On peut donc finalement considérer que, comme toute autre voie martiale, le ninjutsu peut aussi se révéler, à sa façon, être un do (une voie spirituelle).



Takamatsu Toshitsugu (un des derniers ninjas authentiques, mort en 1972), qui exécute un mûdra : Le quatrième des 9 " Kuji-Kiri ".


Ce qui m'a surpris également, c'est l'apport ésotérique et spirituel que l'on trouve dans ce type d'enseignement avec l'application de formules magiques pour arriver à ses fins. Peux-tu nous en dire plus ?

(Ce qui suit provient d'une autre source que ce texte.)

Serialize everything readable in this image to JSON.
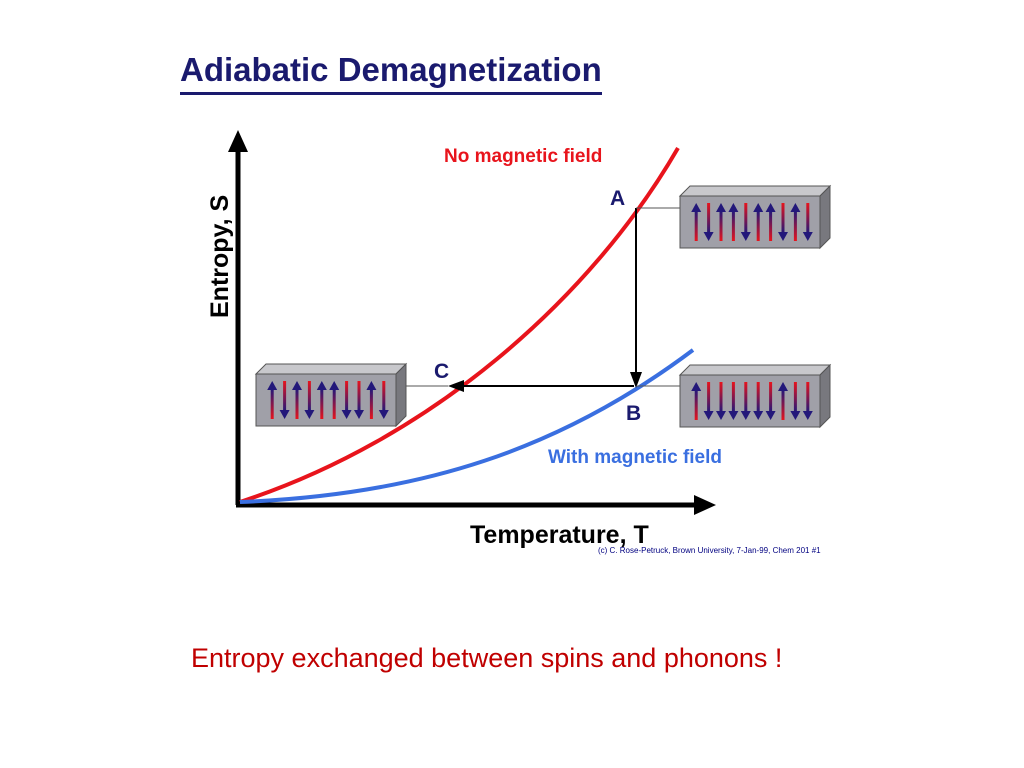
{
  "title": "Adiabatic Demagnetization",
  "diagram": {
    "y_axis_label": "Entropy, S",
    "x_axis_label": "Temperature, T",
    "curve_no_field_label": "No magnetic field",
    "curve_with_field_label": "With magnetic field",
    "point_a": "A",
    "point_b": "B",
    "point_c": "C",
    "colors": {
      "no_field": "#e8141c",
      "with_field": "#3a6fe0",
      "spin_up": "#e8141c",
      "spin_down": "#23187a",
      "box_face": "#a0a0a8"
    },
    "spin_states": {
      "box_a": [
        "up",
        "down",
        "up",
        "up",
        "down",
        "up",
        "up",
        "down",
        "up",
        "down"
      ],
      "box_b": [
        "up",
        "down",
        "down",
        "down",
        "down",
        "down",
        "down",
        "up",
        "down",
        "down"
      ],
      "box_c": [
        "up",
        "down",
        "up",
        "down",
        "up",
        "up",
        "down",
        "down",
        "up",
        "down"
      ]
    }
  },
  "copyright": "(c) C. Rose-Petruck, Brown University, 7-Jan-99, Chem 201 #1",
  "caption": "Entropy exchanged between spins and phonons !"
}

A.M : Le ninjutsu s'est développé dans un contexte philosophique particulier, où se rencontrent plusieurs courants spirituels, aussi bien chinois que japonais, classiques ou plus "hérétiques" : bouddhisme zen ou "ésotérique" (shingon, tendaï), taoïsme, shintoïsme, tantrisme...
Il résulte de ce mélange une tradition très spécifique au ninjutsu, possédant sa philosophie et sa spiritualité propres. Celle-ci possédait aussi un enseignement ésotérique (le ninpo mikkyo) dans lequel on retrouvait un ensemble d'éléments "magiques" hérités des diverses traditions évoquées ci-dessus, telles que les formules talismaniques à porter sur soi pour aller au combat, montrées dans cet ouvrage.
Cet enseignement comprenait aussi tout un ensemble de gestes magiques (mûdras), accompagnés de sons ou de formules magiques (mantras), et notamment les fameux " kuji-kiri ", un enchaînement précis de neuf façons d'entrelacer les doigts. Il y avait d'autres mûdras qui devaient aider le ninja dans telle ou telle circonstance, comme par exemple un sortilège destiné à lui permettre de mieux voir dans l'obscurité.
La tradition populaire créditait aussi le ninja de divers pouvoirs "surnaturels" : devenir invisible, voler, marcher sur l'eau ou au plafond, commander aux animaux ou aux éléments, etc... Il y a naturellement une bonne partie d'exagérations dans ces rumeurs (d'ailleurs encouragées par les ninja eux-mêmes, pour augmenter leur prestige !), dont l'origine s'explique également par l'usage de trucs de prestidigitation ou d'outils spéciaux pour accomplir ce genre d'exploits (telles que les "griffes-de-main" pour grimper au mur).
Mais d'un autre côté, il semble aussi que les ninja étaient déjà très avancés dans le domaine des "sciences de l'esprit", comme la psychosomatique ou la visualisation, et qu'ils essayaient de développer de véritables pouvoirs psychiques, comme l'hypnotisme (saimin-jutsu), ou la prémonition.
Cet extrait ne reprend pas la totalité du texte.